Classical Information Review

• Similarities between quantum and classical information are explored.
• Introduction of the tensor product concept, important in both classical and quantum contexts.
• Classical states of multiple systems are defined:
  • Classical state of a system is a configuration without uncertainty, defined mathematically as a finite non-empty set.
  • When combining two systems X (set sigma) and Y (set gamma), the classical state set is the Cartesian product of sigma and gamma.

Example of Classical States

• Example: X stores a binary value and Y stores one of four card suits, yielding 8 possible classical states.
• For n systems, the classical state set is represented by the Cartesian product of classical state sets of individual systems.

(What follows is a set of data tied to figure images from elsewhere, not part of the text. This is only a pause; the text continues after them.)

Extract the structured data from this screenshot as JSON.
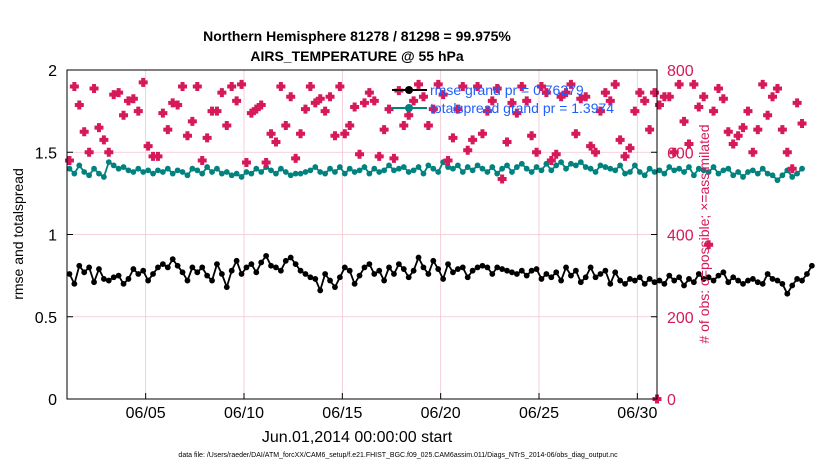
{
  "chart_data": {
    "type": "line",
    "title_line1": "Northern Hemisphere 81278 / 81298 = 99.975%",
    "title_line2": "AIRS_TEMPERATURE @ 55 hPa",
    "xlabel": "Jun.01,2014 00:00:00 start",
    "ylabel_left": "rmse and totalspread",
    "ylabel_right": "# of obs: o=possible; ×=assimilated",
    "x_range_days": [
      1,
      31
    ],
    "x_ticks": [
      {
        "day": 5,
        "label": "06/05"
      },
      {
        "day": 10,
        "label": "06/10"
      },
      {
        "day": 15,
        "label": "06/15"
      },
      {
        "day": 20,
        "label": "06/20"
      },
      {
        "day": 25,
        "label": "06/25"
      },
      {
        "day": 30,
        "label": "06/30"
      }
    ],
    "ylim_left": [
      0,
      2
    ],
    "yticks_left": [
      "0",
      "0.5",
      "1",
      "1.5",
      "2"
    ],
    "ylim_right": [
      0,
      800
    ],
    "yticks_right": [
      "0",
      "200",
      "400",
      "600",
      "800"
    ],
    "legend": [
      {
        "label": "rmse grand pr = 0.76279",
        "color": "#000000"
      },
      {
        "label": "totalspread grand pr = 1.3974",
        "color": "#00827f"
      }
    ],
    "series": [
      {
        "name": "rmse",
        "axis": "left",
        "color": "#000000",
        "x_start": 1.125,
        "x_step": 0.25,
        "values": [
          0.76,
          0.7,
          0.81,
          0.77,
          0.8,
          0.71,
          0.79,
          0.73,
          0.72,
          0.74,
          0.75,
          0.7,
          0.73,
          0.79,
          0.76,
          0.78,
          0.72,
          0.76,
          0.8,
          0.82,
          0.8,
          0.85,
          0.81,
          0.77,
          0.72,
          0.8,
          0.77,
          0.8,
          0.75,
          0.72,
          0.82,
          0.76,
          0.68,
          0.78,
          0.84,
          0.76,
          0.8,
          0.82,
          0.77,
          0.83,
          0.87,
          0.81,
          0.8,
          0.78,
          0.84,
          0.86,
          0.82,
          0.78,
          0.76,
          0.74,
          0.73,
          0.66,
          0.76,
          0.72,
          0.68,
          0.74,
          0.8,
          0.78,
          0.7,
          0.75,
          0.8,
          0.82,
          0.76,
          0.78,
          0.72,
          0.8,
          0.76,
          0.82,
          0.79,
          0.74,
          0.78,
          0.86,
          0.8,
          0.76,
          0.84,
          0.79,
          0.73,
          0.82,
          0.77,
          0.79,
          0.8,
          0.74,
          0.78,
          0.8,
          0.81,
          0.8,
          0.76,
          0.8,
          0.79,
          0.78,
          0.77,
          0.76,
          0.78,
          0.75,
          0.78,
          0.79,
          0.73,
          0.76,
          0.74,
          0.77,
          0.72,
          0.8,
          0.75,
          0.78,
          0.71,
          0.74,
          0.8,
          0.74,
          0.76,
          0.78,
          0.7,
          0.77,
          0.72,
          0.7,
          0.73,
          0.72,
          0.74,
          0.7,
          0.73,
          0.71,
          0.72,
          0.7,
          0.75,
          0.72,
          0.74,
          0.69,
          0.73,
          0.71,
          0.76,
          0.73,
          0.74,
          0.72,
          0.75,
          0.77,
          0.71,
          0.74,
          0.72,
          0.7,
          0.72,
          0.73,
          0.71,
          0.7,
          0.76,
          0.73,
          0.72,
          0.7,
          0.64,
          0.69,
          0.73,
          0.72,
          0.76,
          0.81
        ]
      },
      {
        "name": "totalspread",
        "axis": "left",
        "color": "#00827f",
        "x_start": 1.125,
        "x_step": 0.25,
        "values": [
          1.4,
          1.37,
          1.42,
          1.38,
          1.36,
          1.4,
          1.37,
          1.35,
          1.44,
          1.42,
          1.4,
          1.41,
          1.39,
          1.38,
          1.4,
          1.38,
          1.39,
          1.37,
          1.39,
          1.38,
          1.4,
          1.37,
          1.39,
          1.38,
          1.36,
          1.4,
          1.39,
          1.37,
          1.41,
          1.38,
          1.4,
          1.37,
          1.38,
          1.36,
          1.37,
          1.35,
          1.38,
          1.37,
          1.4,
          1.38,
          1.41,
          1.39,
          1.37,
          1.4,
          1.38,
          1.36,
          1.37,
          1.37,
          1.38,
          1.39,
          1.41,
          1.38,
          1.37,
          1.4,
          1.38,
          1.41,
          1.37,
          1.4,
          1.38,
          1.39,
          1.41,
          1.37,
          1.4,
          1.38,
          1.39,
          1.42,
          1.39,
          1.4,
          1.41,
          1.38,
          1.39,
          1.41,
          1.37,
          1.42,
          1.4,
          1.38,
          1.44,
          1.41,
          1.4,
          1.42,
          1.38,
          1.41,
          1.39,
          1.42,
          1.4,
          1.38,
          1.41,
          1.37,
          1.4,
          1.42,
          1.38,
          1.41,
          1.43,
          1.4,
          1.38,
          1.41,
          1.39,
          1.43,
          1.39,
          1.42,
          1.44,
          1.4,
          1.43,
          1.42,
          1.44,
          1.41,
          1.4,
          1.38,
          1.42,
          1.41,
          1.4,
          1.39,
          1.42,
          1.37,
          1.38,
          1.42,
          1.38,
          1.36,
          1.4,
          1.38,
          1.39,
          1.37,
          1.41,
          1.39,
          1.4,
          1.38,
          1.41,
          1.36,
          1.4,
          1.39,
          1.38,
          1.41,
          1.37,
          1.39,
          1.4,
          1.36,
          1.38,
          1.35,
          1.38,
          1.39,
          1.37,
          1.4,
          1.37,
          1.36,
          1.33,
          1.36,
          1.39,
          1.35,
          1.37,
          1.4
        ]
      },
      {
        "name": "obs_possible",
        "axis": "right",
        "color": "#d6195a",
        "x_start": 1.125,
        "x_step": 0.25,
        "values": [
          580,
          760,
          715,
          650,
          600,
          755,
          660,
          630,
          600,
          740,
          745,
          690,
          725,
          730,
          700,
          770,
          615,
          590,
          590,
          695,
          655,
          720,
          715,
          760,
          640,
          675,
          760,
          580,
          635,
          700,
          700,
          745,
          665,
          760,
          725,
          765,
          575,
          695,
          705,
          715,
          575,
          645,
          625,
          760,
          665,
          735,
          585,
          645,
          705,
          760,
          720,
          730,
          700,
          735,
          640,
          760,
          645,
          665,
          710,
          595,
          720,
          745,
          725,
          590,
          655,
          705,
          585,
          750,
          665,
          690,
          725,
          765,
          735,
          665,
          705,
          765,
          740,
          580,
          635,
          705,
          760,
          605,
          630,
          760,
          645,
          700,
          725,
          755,
          535,
          625,
          720,
          695,
          760,
          725,
          640,
          600,
          760,
          745,
          580,
          595,
          735,
          745,
          765,
          645,
          730,
          735,
          615,
          600,
          700,
          745,
          725,
          765,
          630,
          590,
          610,
          700,
          745,
          725,
          655,
          745,
          715,
          735,
          735,
          600,
          765,
          675,
          620,
          765,
          710,
          735,
          375,
          700,
          755,
          730,
          650,
          620,
          640,
          660,
          700,
          600,
          655,
          765,
          690,
          735,
          755,
          655,
          600,
          560,
          720,
          670
        ]
      }
    ],
    "footer": "data file: /Users/raeder/DAI/ATM_forcXX/CAM6_setup/f.e21.FHIST_BGC.f09_025.CAM6assim.011/Diags_NTrS_2014-06/obs_diag_output.nc"
  }
}
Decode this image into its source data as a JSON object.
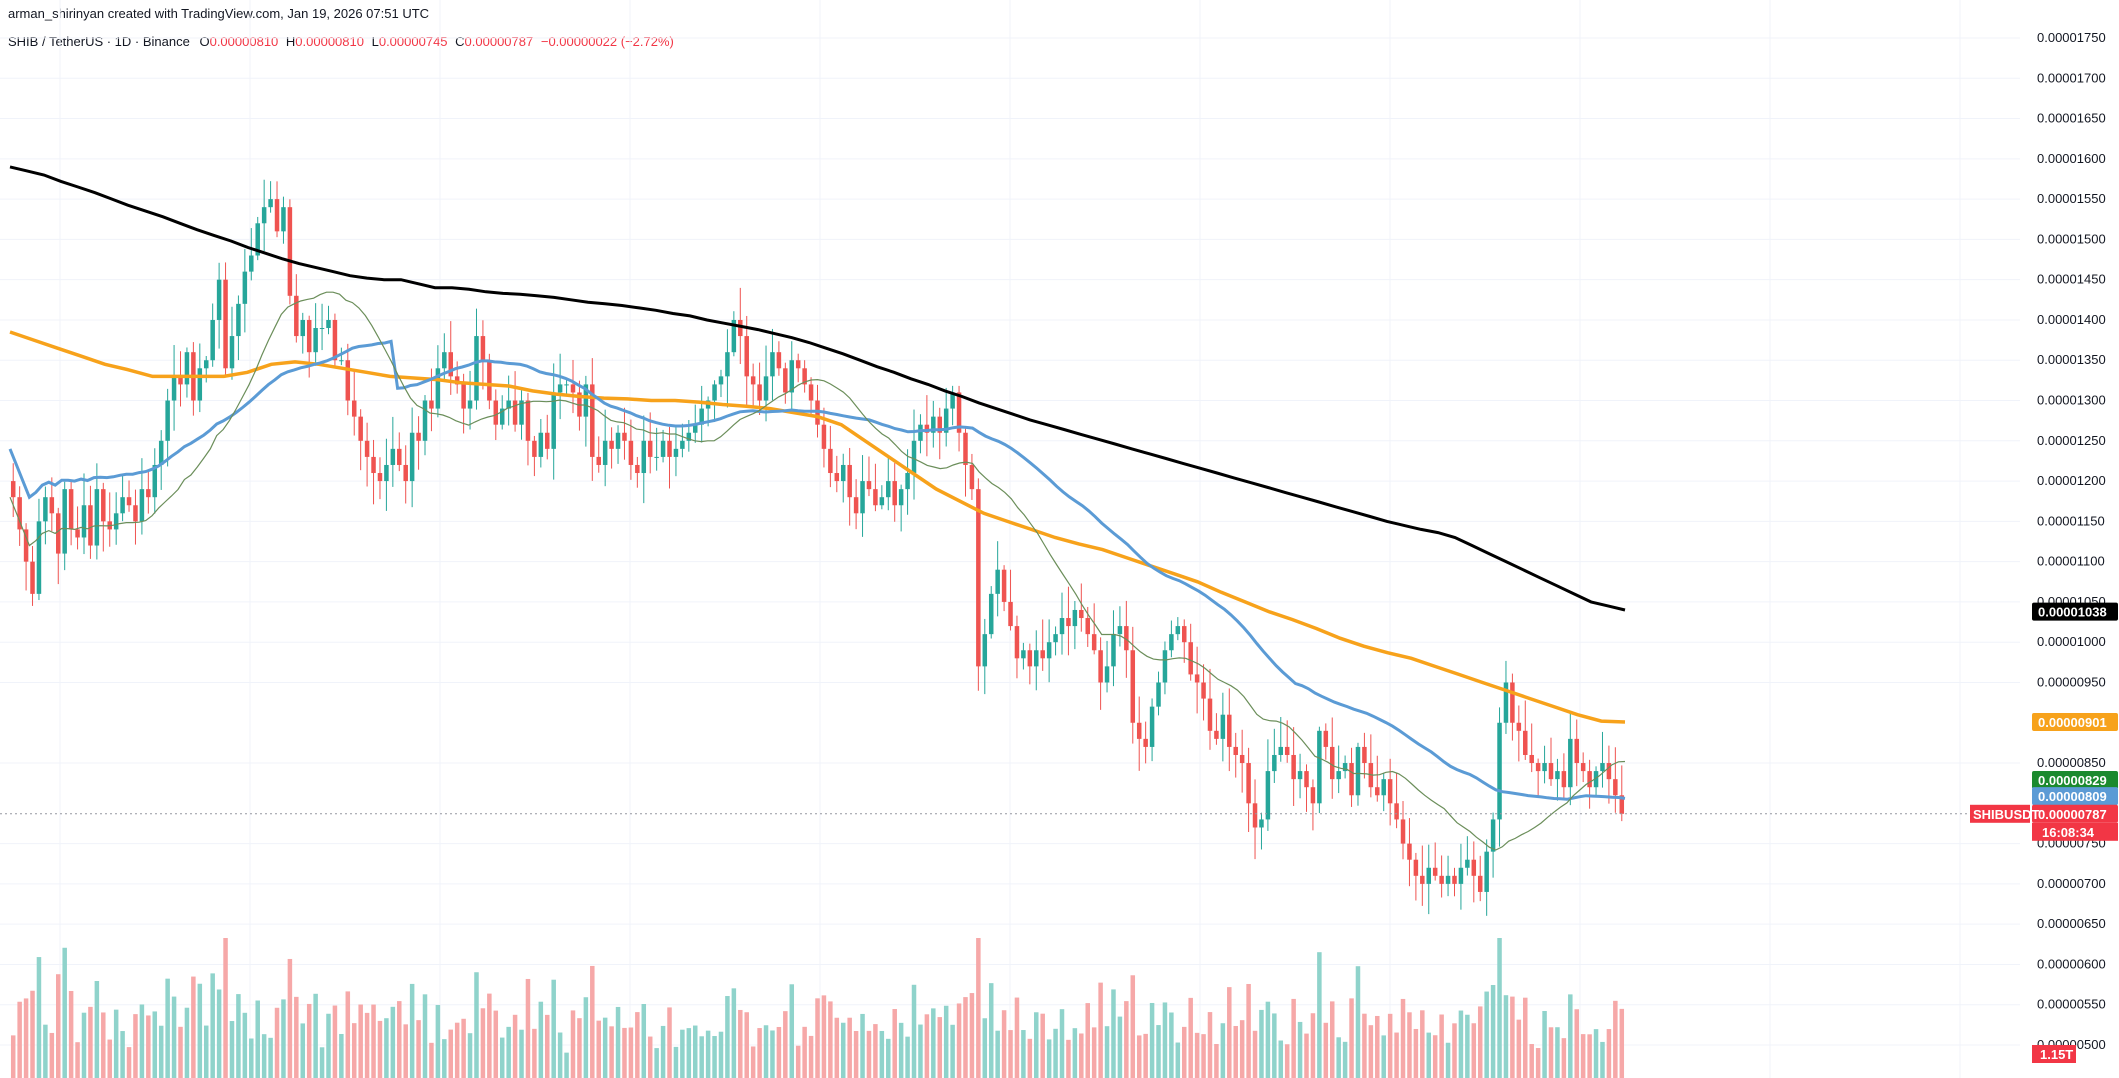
{
  "header": {
    "attribution": "arman_shirinyan created with TradingView.com, Jan 19, 2026 07:51 UTC"
  },
  "legend": {
    "symbol": "SHIB / TetherUS · 1D · Binance",
    "o_label": "O",
    "o_value": "0.00000810",
    "h_label": "H",
    "h_value": "0.00000810",
    "l_label": "L",
    "l_value": "0.00000745",
    "c_label": "C",
    "c_value": "0.00000787",
    "change": "−0.00000022 (−2.72%)"
  },
  "colors": {
    "up": "#26a69a",
    "down": "#ef5350",
    "ma200": "#000000",
    "ma100": "#f7a21b",
    "ma50": "#5b9bd5",
    "ma20": "#6b8e5a",
    "vol_up": "#8fd3cb",
    "vol_down": "#f6a8a8"
  },
  "chart_data": {
    "type": "candlestick",
    "title": "SHIB / TetherUS · 1D · Binance",
    "ylim": [
      4.5e-06,
      1.775e-05
    ],
    "y_ticks": [
      "0.00001750",
      "0.00001700",
      "0.00001650",
      "0.00001600",
      "0.00001550",
      "0.00001500",
      "0.00001450",
      "0.00001400",
      "0.00001350",
      "0.00001300",
      "0.00001250",
      "0.00001200",
      "0.00001150",
      "0.00001100",
      "0.00001050",
      "0.00001000",
      "0.00000950",
      "0.00000850",
      "0.00000750",
      "0.00000700",
      "0.00000650",
      "0.00000600",
      "0.00000550",
      "0.00000500"
    ],
    "y_tick_values": [
      17.5,
      17.0,
      16.5,
      16.0,
      15.5,
      15.0,
      14.5,
      14.0,
      13.5,
      13.0,
      12.5,
      12.0,
      11.5,
      11.0,
      10.5,
      10.0,
      9.5,
      8.5,
      7.5,
      7.0,
      6.5,
      6.0,
      5.5,
      5.0
    ],
    "price_unit_note": "values in series below are x 1e-6",
    "close": [
      11.8,
      11.4,
      11.0,
      10.6,
      11.5,
      11.8,
      11.6,
      11.1,
      11.9,
      11.4,
      11.3,
      11.7,
      11.2,
      11.9,
      11.5,
      11.4,
      11.6,
      11.8,
      11.7,
      11.5,
      11.9,
      11.8,
      12.2,
      12.5,
      13.0,
      13.3,
      13.2,
      13.6,
      13.0,
      13.4,
      13.5,
      14.0,
      14.5,
      13.4,
      13.8,
      14.2,
      14.6,
      14.8,
      15.2,
      15.4,
      15.5,
      15.1,
      15.4,
      14.3,
      13.8,
      14.0,
      13.6,
      13.9,
      13.9,
      14.0,
      13.5,
      13.5,
      13.0,
      12.8,
      12.5,
      12.3,
      12.1,
      12.0,
      12.2,
      12.4,
      12.2,
      12.0,
      12.6,
      12.5,
      13.0,
      12.9,
      13.4,
      13.6,
      13.3,
      13.2,
      12.9,
      13.0,
      13.8,
      13.5,
      13.0,
      12.7,
      12.9,
      13.0,
      12.7,
      13.0,
      12.5,
      12.3,
      12.6,
      12.4,
      13.1,
      13.2,
      13.2,
      13.1,
      12.8,
      13.2,
      12.3,
      12.2,
      12.5,
      12.4,
      12.6,
      12.5,
      12.2,
      12.1,
      12.5,
      12.3,
      12.3,
      12.5,
      12.3,
      12.4,
      12.5,
      12.6,
      12.7,
      12.9,
      13.0,
      13.2,
      13.3,
      13.6,
      14.0,
      13.8,
      13.3,
      13.2,
      13.0,
      13.3,
      13.6,
      13.4,
      13.1,
      13.5,
      13.4,
      13.2,
      13.0,
      12.7,
      12.4,
      12.1,
      12.0,
      12.2,
      11.8,
      11.6,
      12.0,
      11.9,
      11.7,
      11.8,
      12.0,
      11.7,
      11.9,
      12.1,
      12.5,
      12.7,
      12.6,
      12.8,
      12.6,
      12.9,
      13.1,
      12.6,
      12.2,
      11.9,
      9.7,
      10.1,
      10.6,
      10.9,
      10.5,
      10.2,
      9.8,
      9.9,
      9.7,
      9.9,
      9.8,
      10.0,
      10.1,
      10.3,
      10.2,
      10.4,
      10.3,
      10.1,
      9.9,
      9.5,
      9.7,
      10.1,
      10.2,
      9.9,
      9.0,
      8.8,
      8.7,
      9.2,
      9.5,
      9.9,
      10.1,
      10.2,
      10.0,
      9.6,
      9.5,
      9.3,
      8.9,
      8.8,
      9.1,
      8.7,
      8.6,
      8.5,
      8.0,
      7.7,
      7.8,
      8.4,
      8.6,
      8.7,
      8.6,
      8.3,
      8.4,
      8.2,
      8.0,
      8.9,
      8.7,
      8.3,
      8.4,
      8.5,
      8.1,
      8.7,
      8.5,
      8.2,
      8.1,
      8.3,
      8.0,
      7.8,
      7.5,
      7.3,
      7.1,
      7.0,
      7.2,
      7.1,
      7.0,
      7.1,
      7.0,
      7.2,
      7.3,
      7.1,
      6.9,
      7.4,
      7.8,
      9.0,
      9.5,
      9.0,
      8.9,
      8.6,
      8.5,
      8.4,
      8.5,
      8.3,
      8.4,
      8.2,
      8.8,
      8.5,
      8.4,
      8.2,
      8.4,
      8.5,
      8.3,
      8.1,
      7.87
    ],
    "ma200": [
      15.9,
      15.85,
      15.8,
      15.72,
      15.65,
      15.58,
      15.5,
      15.42,
      15.35,
      15.28,
      15.2,
      15.12,
      15.05,
      14.98,
      14.9,
      14.83,
      14.76,
      14.7,
      14.65,
      14.6,
      14.55,
      14.52,
      14.5,
      14.5,
      14.45,
      14.4,
      14.4,
      14.38,
      14.35,
      14.33,
      14.32,
      14.3,
      14.28,
      14.25,
      14.22,
      14.2,
      14.18,
      14.15,
      14.12,
      14.08,
      14.05,
      14.0,
      13.96,
      13.92,
      13.88,
      13.83,
      13.78,
      13.72,
      13.65,
      13.58,
      13.5,
      13.42,
      13.35,
      13.27,
      13.2,
      13.12,
      13.05,
      12.97,
      12.9,
      12.83,
      12.76,
      12.7,
      12.64,
      12.58,
      12.52,
      12.46,
      12.4,
      12.34,
      12.28,
      12.22,
      12.16,
      12.1,
      12.04,
      11.98,
      11.92,
      11.86,
      11.8,
      11.74,
      11.68,
      11.62,
      11.56,
      11.5,
      11.45,
      11.4,
      11.36,
      11.3,
      11.2,
      11.1,
      11.0,
      10.9,
      10.8,
      10.7,
      10.6,
      10.5,
      10.45,
      10.4
    ],
    "ma100": [
      13.85,
      13.75,
      13.65,
      13.55,
      13.45,
      13.38,
      13.3,
      13.3,
      13.3,
      13.3,
      13.35,
      13.45,
      13.48,
      13.45,
      13.4,
      13.35,
      13.3,
      13.28,
      13.26,
      13.22,
      13.2,
      13.18,
      13.12,
      13.08,
      13.05,
      13.03,
      13.02,
      13.0,
      13.0,
      12.98,
      12.95,
      12.93,
      12.9,
      12.85,
      12.8,
      12.7,
      12.5,
      12.3,
      12.1,
      11.9,
      11.75,
      11.6,
      11.5,
      11.4,
      11.3,
      11.22,
      11.15,
      11.05,
      10.95,
      10.85,
      10.75,
      10.62,
      10.5,
      10.38,
      10.28,
      10.17,
      10.05,
      9.95,
      9.87,
      9.8,
      9.7,
      9.6,
      9.5,
      9.4,
      9.3,
      9.2,
      9.1,
      9.02,
      9.01
    ],
    "volume_note": "volume bars shown; bottom-right label",
    "volume_label": "1.15T",
    "price_badges": {
      "ma200": "0.00001038",
      "ma100": "0.00000901",
      "ma20": "0.00000829",
      "ma50": "0.00000809",
      "symbol": "SHIBUSDT",
      "last": "0.00000787",
      "countdown": "16:08:34"
    }
  }
}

Cartesian Product and Notation

• Defined as the set of ordered pairs from two sets.
• Notation: n-tuple of classical states can be expressed as strings.
• Example with 10 bits shows 1024 total states.

Probabilistic States

• Probabilistic states assign probabilities to classical states.
• Example with bits X and Y showing correlation in outcomes.
• Independence vs. correlation defined in terms of probabilistic states.

Tensor Product

• Explanation of tensor products for vectors and matrices, applied to quantum states.
• Tensor product of quantum state vectors results in quantum state vectors.
• The tensor product represents independence between systems.

Measurements and Probabilistic Operations

• When measuring multiple systems, the operation is treated as a single system's measurement.
• If not all systems are measured, conditional probabilities are discussed.
• Operations on probabilistic states modeled by stochastic matrices.

Quantum Information for Multiple Systems

• Quantum states for multiple systems represented as vectors with complex entries.
• Tensor products represent independence between systems.

Quantum States and Entanglement

• Product states vs. entangled states explained.
• Entangled states show correlations that cannot be described by product states.
• Bell states and GHZ states discussed as examples of entangled states.

Measurements of Quantum States

• Measurement outcomes are determined by absolute values squared of entries in quantum state vectors.
• Conditional changes to the quantum state post-measurement are explored.

Unitary Operations on Multiple Systems

• Operations represented by unitary matrices corresponding to classical state sets.
• Independence between operations described by tensor products.
• Examples of controlled operations (e.g., controlled-NOT, controlled swap).

Conclusion

• Lesson 2 wraps up with discussions on measurements, operations, and the significance of quantum states for multiple systems.
• Next lesson previewed: Quantum circuits, protocols, and games.